Recent publicity about unsafe early childhood services reinforces the need for qualfied and registered teachers, says Whānau Manaaki Kindergartens chief executive Amanda Coulston.
Recent news reports have said that some services have fewer than the legal minimum number of teachers, and falsify records to fraudulently claim to meet regulations. Early childhood services need have only 50 per cent of the required number of teachers to be qualified teachers.
Whānau Manaaki Kindergartens operates 85 kindergartens in the lower North Island and has 100 per cent qualified teachers in all regulated positions.
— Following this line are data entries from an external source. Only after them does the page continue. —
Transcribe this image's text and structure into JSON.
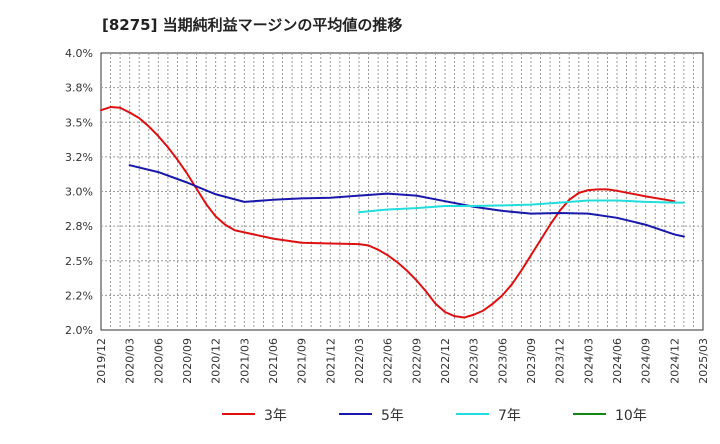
{
  "chart_data": {
    "type": "line",
    "title": "[8275]  当期純利益マージンの平均値の推移",
    "xlabel": "",
    "ylabel": "",
    "ylim": [
      0.02,
      0.04
    ],
    "y_ticks": [
      "2.0%",
      "2.2%",
      "2.5%",
      "2.8%",
      "3.0%",
      "3.2%",
      "3.5%",
      "3.8%",
      "4.0%"
    ],
    "x_ticks": [
      "2019/12",
      "2020/03",
      "2020/06",
      "2020/09",
      "2020/12",
      "2021/03",
      "2021/06",
      "2021/09",
      "2021/12",
      "2022/03",
      "2022/06",
      "2022/09",
      "2022/12",
      "2023/03",
      "2023/06",
      "2023/09",
      "2023/12",
      "2024/03",
      "2024/06",
      "2024/09",
      "2024/12",
      "2025/03"
    ],
    "grid": true,
    "legend_position": "bottom",
    "series": [
      {
        "name": "3年",
        "color": "#dd1111",
        "points": [
          [
            "2019/12",
            0.03587
          ],
          [
            "2020/01",
            0.0361
          ],
          [
            "2020/02",
            0.03605
          ],
          [
            "2020/03",
            0.0357
          ],
          [
            "2020/04",
            0.0353
          ],
          [
            "2020/05",
            0.0347
          ],
          [
            "2020/06",
            0.034
          ],
          [
            "2020/07",
            0.0332
          ],
          [
            "2020/08",
            0.0323
          ],
          [
            "2020/09",
            0.0313
          ],
          [
            "2020/10",
            0.0302
          ],
          [
            "2020/11",
            0.0291
          ],
          [
            "2020/12",
            0.0282
          ],
          [
            "2021/01",
            0.0276
          ],
          [
            "2021/02",
            0.0272
          ],
          [
            "2021/03",
            0.02705
          ],
          [
            "2021/06",
            0.0266
          ],
          [
            "2021/09",
            0.0263
          ],
          [
            "2021/12",
            0.02625
          ],
          [
            "2022/03",
            0.0262
          ],
          [
            "2022/04",
            0.0261
          ],
          [
            "2022/05",
            0.0258
          ],
          [
            "2022/06",
            0.0254
          ],
          [
            "2022/07",
            0.0249
          ],
          [
            "2022/08",
            0.0243
          ],
          [
            "2022/09",
            0.0236
          ],
          [
            "2022/10",
            0.0228
          ],
          [
            "2022/11",
            0.0219
          ],
          [
            "2022/12",
            0.0213
          ],
          [
            "2023/01",
            0.021
          ],
          [
            "2023/02",
            0.0209
          ],
          [
            "2023/03",
            0.0211
          ],
          [
            "2023/04",
            0.0214
          ],
          [
            "2023/05",
            0.0219
          ],
          [
            "2023/06",
            0.0225
          ],
          [
            "2023/07",
            0.0233
          ],
          [
            "2023/08",
            0.0243
          ],
          [
            "2023/09",
            0.0254
          ],
          [
            "2023/10",
            0.0265
          ],
          [
            "2023/11",
            0.0276
          ],
          [
            "2023/12",
            0.0286
          ],
          [
            "2024/01",
            0.0294
          ],
          [
            "2024/02",
            0.0299
          ],
          [
            "2024/03",
            0.0301
          ],
          [
            "2024/04",
            0.03015
          ],
          [
            "2024/05",
            0.03015
          ],
          [
            "2024/06",
            0.03005
          ],
          [
            "2024/09",
            0.02965
          ],
          [
            "2024/12",
            0.0293
          ]
        ]
      },
      {
        "name": "5年",
        "color": "#1818aa",
        "points": [
          [
            "2020/03",
            0.0319
          ],
          [
            "2020/06",
            0.0314
          ],
          [
            "2020/09",
            0.03065
          ],
          [
            "2020/12",
            0.0298
          ],
          [
            "2021/03",
            0.02925
          ],
          [
            "2021/06",
            0.0294
          ],
          [
            "2021/09",
            0.0295
          ],
          [
            "2021/12",
            0.02955
          ],
          [
            "2022/03",
            0.0297
          ],
          [
            "2022/06",
            0.02985
          ],
          [
            "2022/09",
            0.0297
          ],
          [
            "2022/12",
            0.0293
          ],
          [
            "2023/03",
            0.0289
          ],
          [
            "2023/06",
            0.0286
          ],
          [
            "2023/09",
            0.0284
          ],
          [
            "2023/12",
            0.02845
          ],
          [
            "2024/03",
            0.0284
          ],
          [
            "2024/06",
            0.0281
          ],
          [
            "2024/09",
            0.0276
          ],
          [
            "2024/12",
            0.0269
          ],
          [
            "2025/01",
            0.02675
          ]
        ]
      },
      {
        "name": "7年",
        "color": "#22dddd",
        "points": [
          [
            "2022/03",
            0.0285
          ],
          [
            "2022/06",
            0.0287
          ],
          [
            "2022/09",
            0.0288
          ],
          [
            "2022/12",
            0.02895
          ],
          [
            "2023/03",
            0.02895
          ],
          [
            "2023/06",
            0.029
          ],
          [
            "2023/09",
            0.02905
          ],
          [
            "2023/12",
            0.0292
          ],
          [
            "2024/03",
            0.02935
          ],
          [
            "2024/06",
            0.02935
          ],
          [
            "2024/09",
            0.02925
          ],
          [
            "2024/12",
            0.0292
          ],
          [
            "2025/01",
            0.0292
          ]
        ]
      },
      {
        "name": "10年",
        "color": "#118811",
        "points": []
      }
    ]
  }
}
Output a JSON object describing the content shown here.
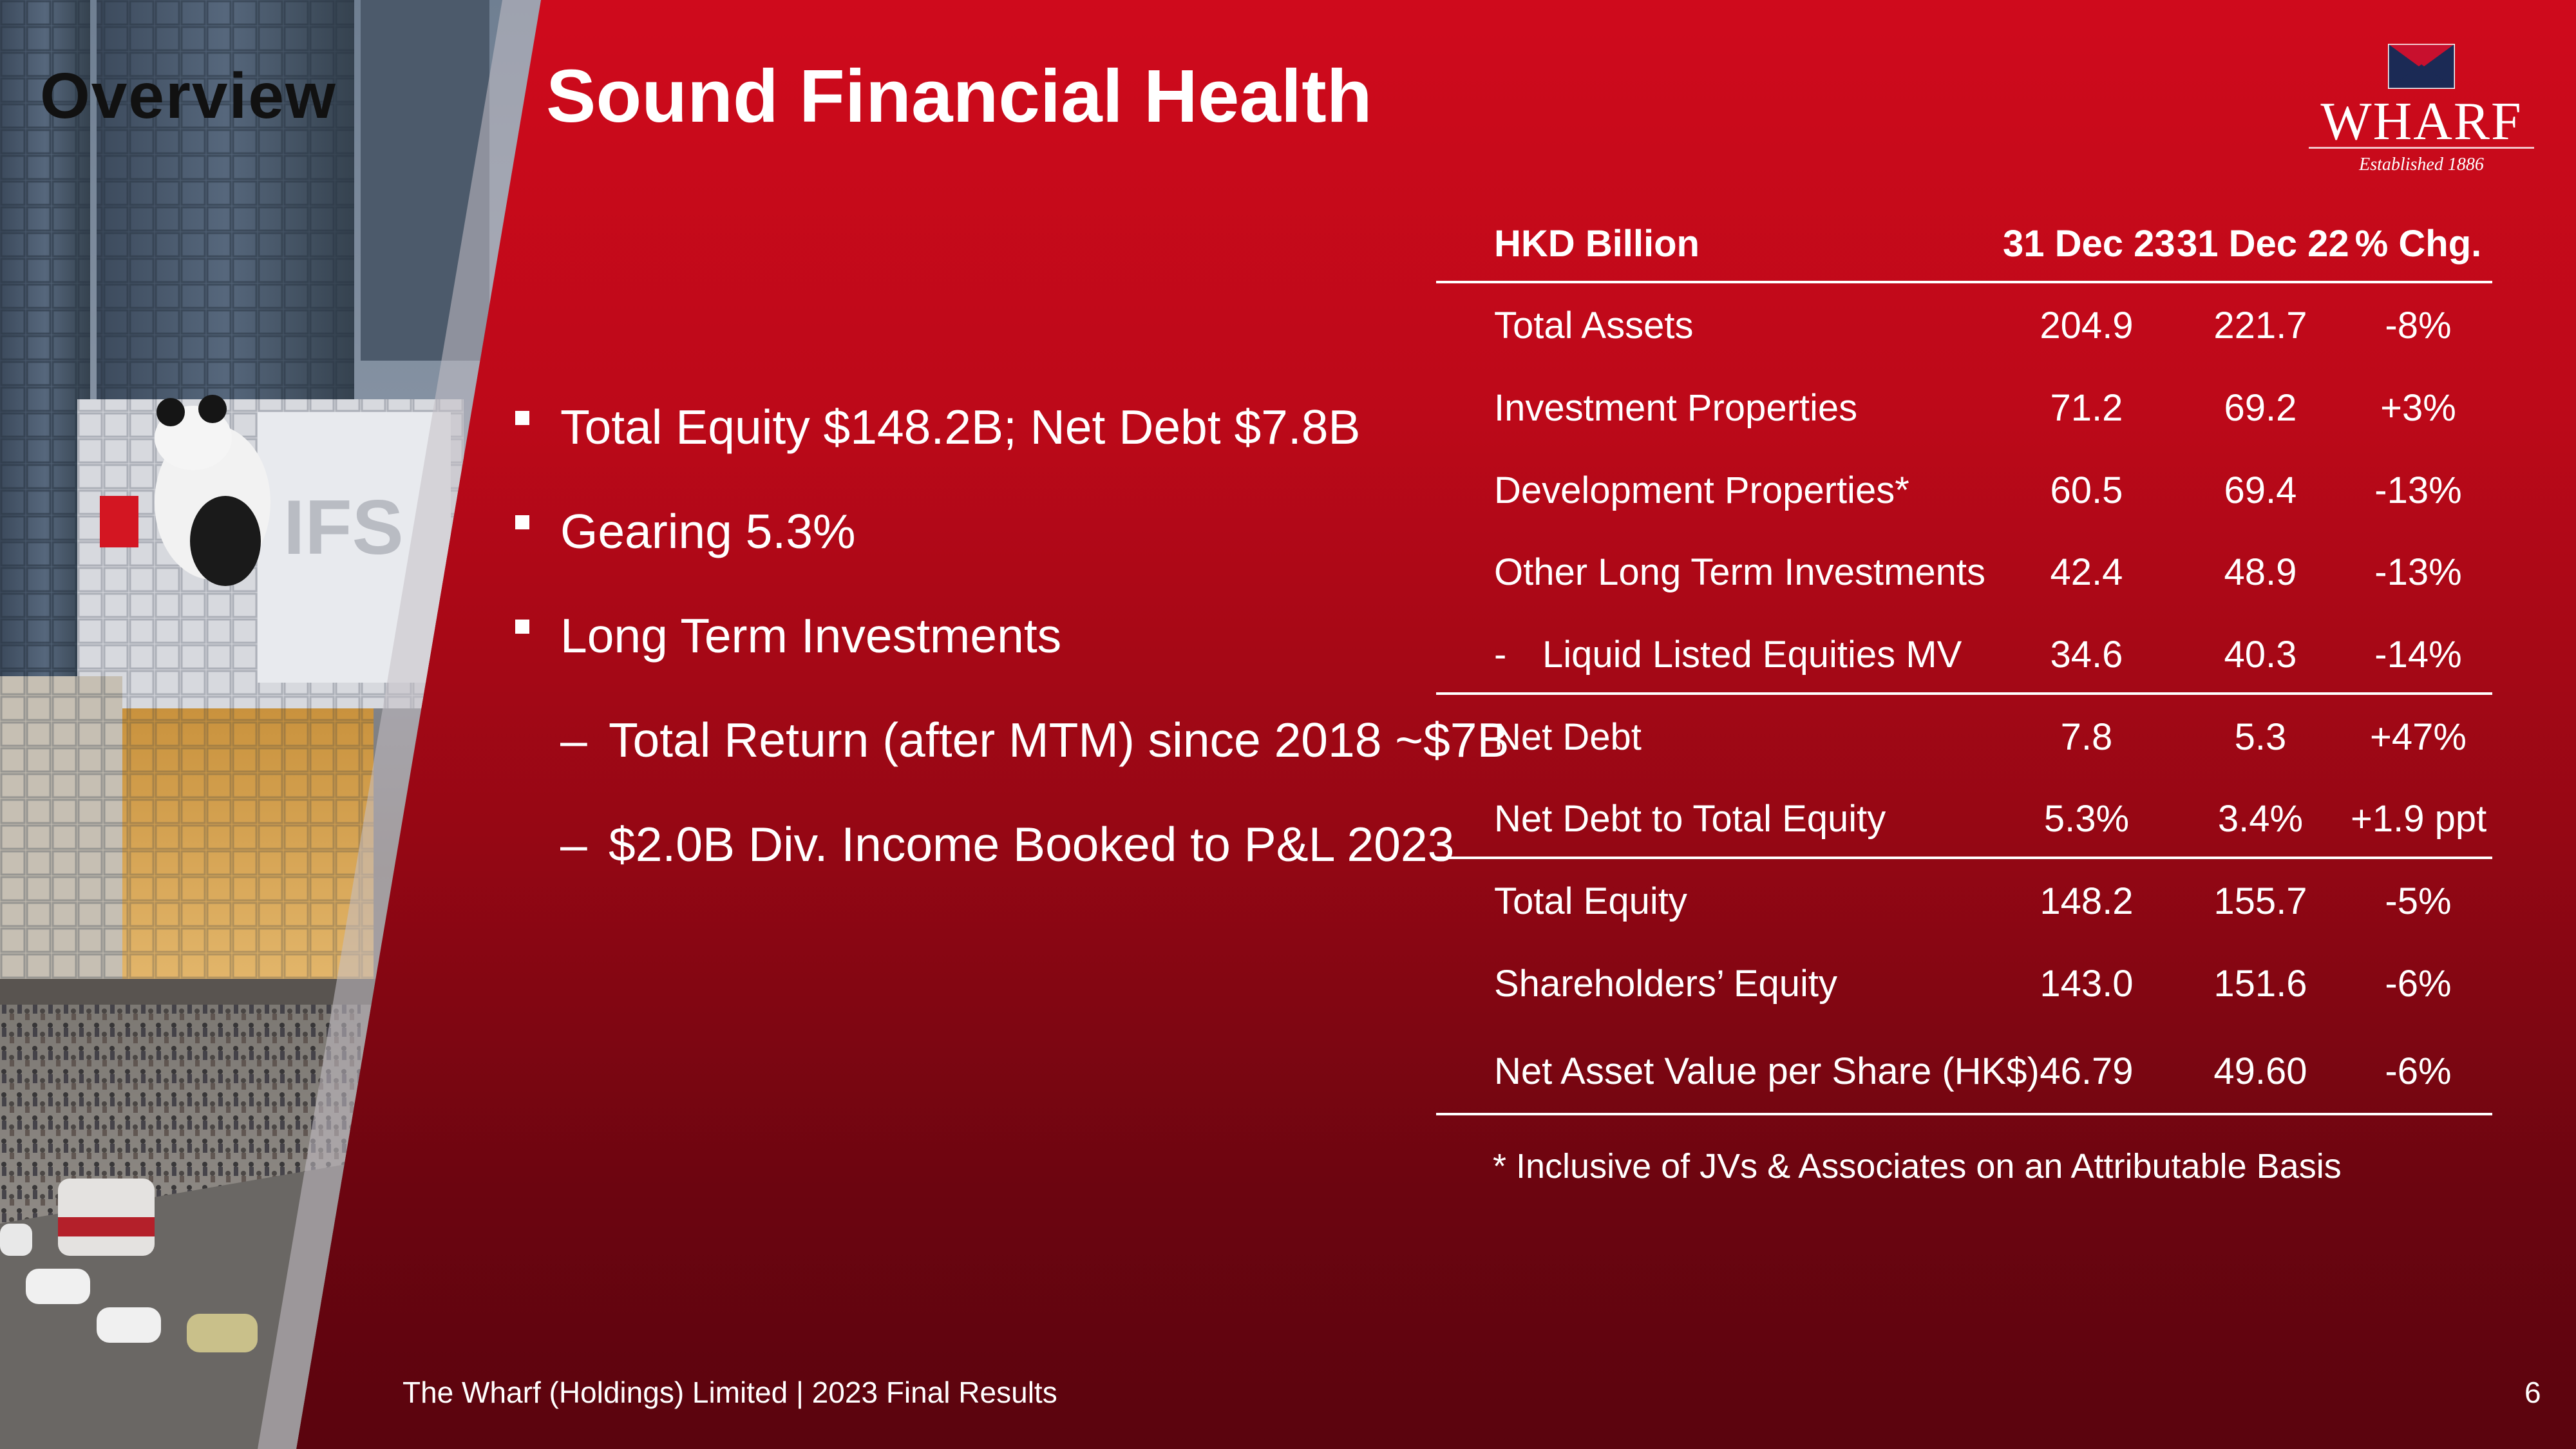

Qualified registered teachers are bound by a code of ethics which reduces the risk of unsafe practices for children, says Ms Coulston. “Registered teachers are obliged to speak out about unsafe and unethical practices.”
Whānau Manaaki Kindergartens employs additional staff - teacher aides, administrators, language assistants, kindergarten-based students, and van drivers and drivers’ assistants, but these adults are in addition to the regulated required ratios.
Kindergarten teachers are covered by a collective agreement which ensures they are paid roughly similar salaries to primary school teachers, and which ensure professional conditions.
Kindergartens generally find it easier to attract and retain teachers, in large part because of the national collective agreement, says Ms Coulston.
“But all early childhood services are under stress because of the funding cuts in 2010, followed by essentially a funding freeze for the next seven years.”
Whānau Manaaki Kindergartens is looking
forward to working with the government to develop a long
term plan for the sector, which is expected to lift quality
and improve qualifications across all services.